To get help during your apprenticeship, you can talk to your employer or tutor. Your training advisor (from your ITO) is also there to support you. Your apprenticeship provider (such as an ITO) can help with everything from literacy and numeracy to brushing up on practical skills through off-job training. Remember, there’s heaps of support available to help you succeed, so don’t be afraid to ask for it.
You can change jobs if you need to, but it’s best to stay with the same employer if you can. When you change jobs, you break your apprenticeship contract. Even though you can continue your apprenticeship with a new employer, it can take a few months before you sign the new contract. So by staying with one employer for your whole apprenticeship, you’re more likely to finish on time.
If you do need to change jobs along the way, make sure your new employer is happy to offer you an apprenticeship. Any work you’ve already had signed off will still count, so you can continue from where you left off once you sign your new contract.
Apprenticeship fees are usually deducted from your wages over time. Exactly how much you pay and when will be based on an agreement between you, your employer and your apprenticeship provider. There’s no need to save up the fees before you start your apprenticeship.
Sometimes your employer will help you pay your fees. As an MPTT trainee, you might also have your fees subsidised as part of your scholarship, but this depends on your individual needs and is decided on a case-by-case basis by your MPTT Navigator.
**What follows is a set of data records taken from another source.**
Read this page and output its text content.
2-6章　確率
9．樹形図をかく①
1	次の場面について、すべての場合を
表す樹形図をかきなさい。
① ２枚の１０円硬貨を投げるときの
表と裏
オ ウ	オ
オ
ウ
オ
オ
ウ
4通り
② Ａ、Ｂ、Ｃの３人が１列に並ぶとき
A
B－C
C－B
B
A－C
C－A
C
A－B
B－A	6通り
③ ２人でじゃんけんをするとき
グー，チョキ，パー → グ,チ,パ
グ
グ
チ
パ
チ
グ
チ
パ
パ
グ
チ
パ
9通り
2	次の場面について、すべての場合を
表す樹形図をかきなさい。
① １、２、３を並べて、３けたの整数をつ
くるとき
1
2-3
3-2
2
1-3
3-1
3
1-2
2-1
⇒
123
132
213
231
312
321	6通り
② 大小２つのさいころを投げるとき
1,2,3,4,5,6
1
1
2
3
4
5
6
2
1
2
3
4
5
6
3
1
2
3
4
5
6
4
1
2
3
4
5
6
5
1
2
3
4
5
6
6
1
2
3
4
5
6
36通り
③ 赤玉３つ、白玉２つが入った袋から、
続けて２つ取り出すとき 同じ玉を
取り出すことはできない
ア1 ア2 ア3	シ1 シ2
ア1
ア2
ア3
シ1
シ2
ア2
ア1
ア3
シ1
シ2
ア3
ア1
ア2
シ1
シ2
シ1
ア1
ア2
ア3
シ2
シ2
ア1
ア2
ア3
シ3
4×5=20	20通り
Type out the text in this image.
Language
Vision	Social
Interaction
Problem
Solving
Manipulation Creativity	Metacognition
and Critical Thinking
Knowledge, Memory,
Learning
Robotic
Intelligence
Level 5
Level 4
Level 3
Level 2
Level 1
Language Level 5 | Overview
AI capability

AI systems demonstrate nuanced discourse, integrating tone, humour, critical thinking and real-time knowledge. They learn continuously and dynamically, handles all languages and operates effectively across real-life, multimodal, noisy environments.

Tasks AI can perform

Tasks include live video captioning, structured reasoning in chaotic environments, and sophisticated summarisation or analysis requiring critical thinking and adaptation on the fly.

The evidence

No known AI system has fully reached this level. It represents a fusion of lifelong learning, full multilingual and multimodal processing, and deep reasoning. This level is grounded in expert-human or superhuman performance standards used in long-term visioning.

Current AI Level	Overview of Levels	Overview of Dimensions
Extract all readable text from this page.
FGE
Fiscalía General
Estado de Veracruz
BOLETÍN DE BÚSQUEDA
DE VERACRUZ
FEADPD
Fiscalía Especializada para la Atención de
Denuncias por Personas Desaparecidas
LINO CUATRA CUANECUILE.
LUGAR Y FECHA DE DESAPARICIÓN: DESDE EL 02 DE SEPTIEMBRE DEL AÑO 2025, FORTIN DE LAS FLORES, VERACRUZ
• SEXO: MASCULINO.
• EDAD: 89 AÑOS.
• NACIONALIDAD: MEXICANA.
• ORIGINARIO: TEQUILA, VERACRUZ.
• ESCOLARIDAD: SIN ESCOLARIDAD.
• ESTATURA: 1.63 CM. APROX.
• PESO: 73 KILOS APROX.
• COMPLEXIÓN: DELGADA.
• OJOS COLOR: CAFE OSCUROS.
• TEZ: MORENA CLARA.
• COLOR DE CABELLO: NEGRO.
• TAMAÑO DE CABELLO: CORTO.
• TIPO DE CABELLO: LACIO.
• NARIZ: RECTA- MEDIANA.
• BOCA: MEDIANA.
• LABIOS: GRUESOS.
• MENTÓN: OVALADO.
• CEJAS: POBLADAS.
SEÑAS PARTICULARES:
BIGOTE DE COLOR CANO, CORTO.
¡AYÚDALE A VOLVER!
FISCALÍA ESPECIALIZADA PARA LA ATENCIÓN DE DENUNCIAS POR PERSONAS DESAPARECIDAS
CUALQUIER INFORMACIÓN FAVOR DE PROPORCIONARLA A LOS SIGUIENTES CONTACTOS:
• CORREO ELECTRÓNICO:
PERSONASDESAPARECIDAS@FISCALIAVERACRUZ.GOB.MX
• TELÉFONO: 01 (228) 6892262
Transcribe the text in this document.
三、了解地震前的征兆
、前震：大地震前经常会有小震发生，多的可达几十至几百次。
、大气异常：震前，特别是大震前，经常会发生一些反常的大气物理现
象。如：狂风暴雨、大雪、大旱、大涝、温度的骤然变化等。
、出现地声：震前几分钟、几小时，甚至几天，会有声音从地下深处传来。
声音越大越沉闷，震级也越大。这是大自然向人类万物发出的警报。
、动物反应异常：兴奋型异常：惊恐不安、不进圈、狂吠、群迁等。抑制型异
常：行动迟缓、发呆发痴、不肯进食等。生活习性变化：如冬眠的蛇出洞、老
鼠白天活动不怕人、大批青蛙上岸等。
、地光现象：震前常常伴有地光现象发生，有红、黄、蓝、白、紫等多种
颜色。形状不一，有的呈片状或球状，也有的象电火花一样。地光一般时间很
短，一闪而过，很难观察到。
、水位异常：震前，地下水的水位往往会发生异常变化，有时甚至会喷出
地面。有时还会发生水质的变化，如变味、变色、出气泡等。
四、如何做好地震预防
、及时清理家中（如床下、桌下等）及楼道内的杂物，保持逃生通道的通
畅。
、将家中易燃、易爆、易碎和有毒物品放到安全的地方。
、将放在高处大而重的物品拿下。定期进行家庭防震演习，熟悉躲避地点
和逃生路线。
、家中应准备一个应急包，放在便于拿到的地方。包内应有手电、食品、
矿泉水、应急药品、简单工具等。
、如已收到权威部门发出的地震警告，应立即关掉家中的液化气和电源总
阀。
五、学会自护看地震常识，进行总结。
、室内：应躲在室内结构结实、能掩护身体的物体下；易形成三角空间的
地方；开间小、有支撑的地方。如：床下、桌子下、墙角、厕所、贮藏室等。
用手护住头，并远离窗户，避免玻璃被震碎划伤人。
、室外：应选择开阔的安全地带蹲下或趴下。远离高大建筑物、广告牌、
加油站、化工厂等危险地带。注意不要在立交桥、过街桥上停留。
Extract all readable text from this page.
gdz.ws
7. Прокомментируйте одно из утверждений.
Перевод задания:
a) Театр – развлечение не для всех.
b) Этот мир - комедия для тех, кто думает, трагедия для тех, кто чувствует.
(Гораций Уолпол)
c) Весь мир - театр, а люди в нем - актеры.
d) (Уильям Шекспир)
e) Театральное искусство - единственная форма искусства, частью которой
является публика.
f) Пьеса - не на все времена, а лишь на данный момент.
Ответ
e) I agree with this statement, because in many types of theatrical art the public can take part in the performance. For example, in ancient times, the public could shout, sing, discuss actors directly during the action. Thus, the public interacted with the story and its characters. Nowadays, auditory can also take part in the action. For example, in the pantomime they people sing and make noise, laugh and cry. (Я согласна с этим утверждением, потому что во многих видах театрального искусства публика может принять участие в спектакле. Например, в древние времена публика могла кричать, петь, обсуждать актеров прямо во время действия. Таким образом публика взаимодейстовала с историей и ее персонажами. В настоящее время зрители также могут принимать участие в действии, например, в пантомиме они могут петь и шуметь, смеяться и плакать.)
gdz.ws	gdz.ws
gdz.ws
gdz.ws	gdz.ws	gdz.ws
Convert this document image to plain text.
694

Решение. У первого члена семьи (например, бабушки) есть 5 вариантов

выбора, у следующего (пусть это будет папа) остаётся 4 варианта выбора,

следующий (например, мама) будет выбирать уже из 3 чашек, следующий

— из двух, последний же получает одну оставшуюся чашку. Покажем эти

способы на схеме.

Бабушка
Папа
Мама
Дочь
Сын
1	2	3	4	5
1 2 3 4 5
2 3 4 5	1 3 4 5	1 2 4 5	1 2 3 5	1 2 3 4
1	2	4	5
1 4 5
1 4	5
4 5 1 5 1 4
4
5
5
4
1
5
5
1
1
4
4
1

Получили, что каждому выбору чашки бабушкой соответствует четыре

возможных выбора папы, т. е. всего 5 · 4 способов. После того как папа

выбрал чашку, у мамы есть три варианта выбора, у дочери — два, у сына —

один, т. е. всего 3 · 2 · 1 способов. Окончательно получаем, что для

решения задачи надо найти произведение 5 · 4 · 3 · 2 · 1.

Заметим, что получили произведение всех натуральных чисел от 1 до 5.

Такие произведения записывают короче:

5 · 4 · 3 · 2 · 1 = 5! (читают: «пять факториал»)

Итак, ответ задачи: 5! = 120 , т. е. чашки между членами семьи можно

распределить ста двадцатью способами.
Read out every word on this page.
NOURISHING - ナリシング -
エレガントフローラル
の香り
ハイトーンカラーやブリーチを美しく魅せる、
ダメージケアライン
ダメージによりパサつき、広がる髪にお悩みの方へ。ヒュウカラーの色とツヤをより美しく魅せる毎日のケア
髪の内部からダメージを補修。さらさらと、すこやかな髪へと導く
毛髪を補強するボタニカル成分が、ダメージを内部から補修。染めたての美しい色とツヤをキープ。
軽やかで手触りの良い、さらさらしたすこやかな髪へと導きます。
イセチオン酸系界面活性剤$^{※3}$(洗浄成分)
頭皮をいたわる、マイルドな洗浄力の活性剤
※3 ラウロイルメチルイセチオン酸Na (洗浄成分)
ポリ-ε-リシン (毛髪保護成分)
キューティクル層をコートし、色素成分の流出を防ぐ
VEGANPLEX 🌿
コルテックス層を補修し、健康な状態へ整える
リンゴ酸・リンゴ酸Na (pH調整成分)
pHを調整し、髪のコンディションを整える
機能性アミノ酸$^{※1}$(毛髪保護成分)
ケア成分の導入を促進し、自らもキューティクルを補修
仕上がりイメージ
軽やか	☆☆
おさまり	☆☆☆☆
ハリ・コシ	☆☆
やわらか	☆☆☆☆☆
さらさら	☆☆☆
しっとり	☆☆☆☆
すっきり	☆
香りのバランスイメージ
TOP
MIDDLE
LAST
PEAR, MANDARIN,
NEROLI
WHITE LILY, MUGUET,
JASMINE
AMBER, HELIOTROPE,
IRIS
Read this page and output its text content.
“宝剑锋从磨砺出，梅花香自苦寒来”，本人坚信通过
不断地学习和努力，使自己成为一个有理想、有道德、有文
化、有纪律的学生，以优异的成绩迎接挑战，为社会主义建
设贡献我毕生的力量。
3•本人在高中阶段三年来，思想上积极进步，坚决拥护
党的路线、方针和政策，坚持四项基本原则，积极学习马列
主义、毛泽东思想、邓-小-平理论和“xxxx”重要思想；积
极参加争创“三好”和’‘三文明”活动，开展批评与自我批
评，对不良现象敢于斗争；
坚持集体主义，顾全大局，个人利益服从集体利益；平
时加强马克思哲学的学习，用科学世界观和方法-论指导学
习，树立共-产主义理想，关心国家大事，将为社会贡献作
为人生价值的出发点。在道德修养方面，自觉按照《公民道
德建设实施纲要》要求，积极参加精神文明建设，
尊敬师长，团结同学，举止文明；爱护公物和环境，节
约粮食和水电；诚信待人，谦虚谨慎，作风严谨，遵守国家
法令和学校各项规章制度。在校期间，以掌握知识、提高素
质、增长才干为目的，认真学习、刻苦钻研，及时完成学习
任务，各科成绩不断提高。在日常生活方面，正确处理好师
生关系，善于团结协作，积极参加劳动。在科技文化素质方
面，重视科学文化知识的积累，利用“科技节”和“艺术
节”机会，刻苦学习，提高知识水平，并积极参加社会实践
Apprenticeships are no longer based on hours. To get qualified, you need to show you have certain skills.
When you sign on for an apprenticeship, your training provider will let you know how long it’ll ideally take you to complete your qualification. Depending on your trade, this is usually between 2 years and 4 ½ years of being an apprentice. The length of your apprenticeship will also depend on whether you already have some of the skills you need (like if you’ve worked as a hammer hand).
Remember, speed isn’t everything, and it’s important to take the time you need to properly learn your trade.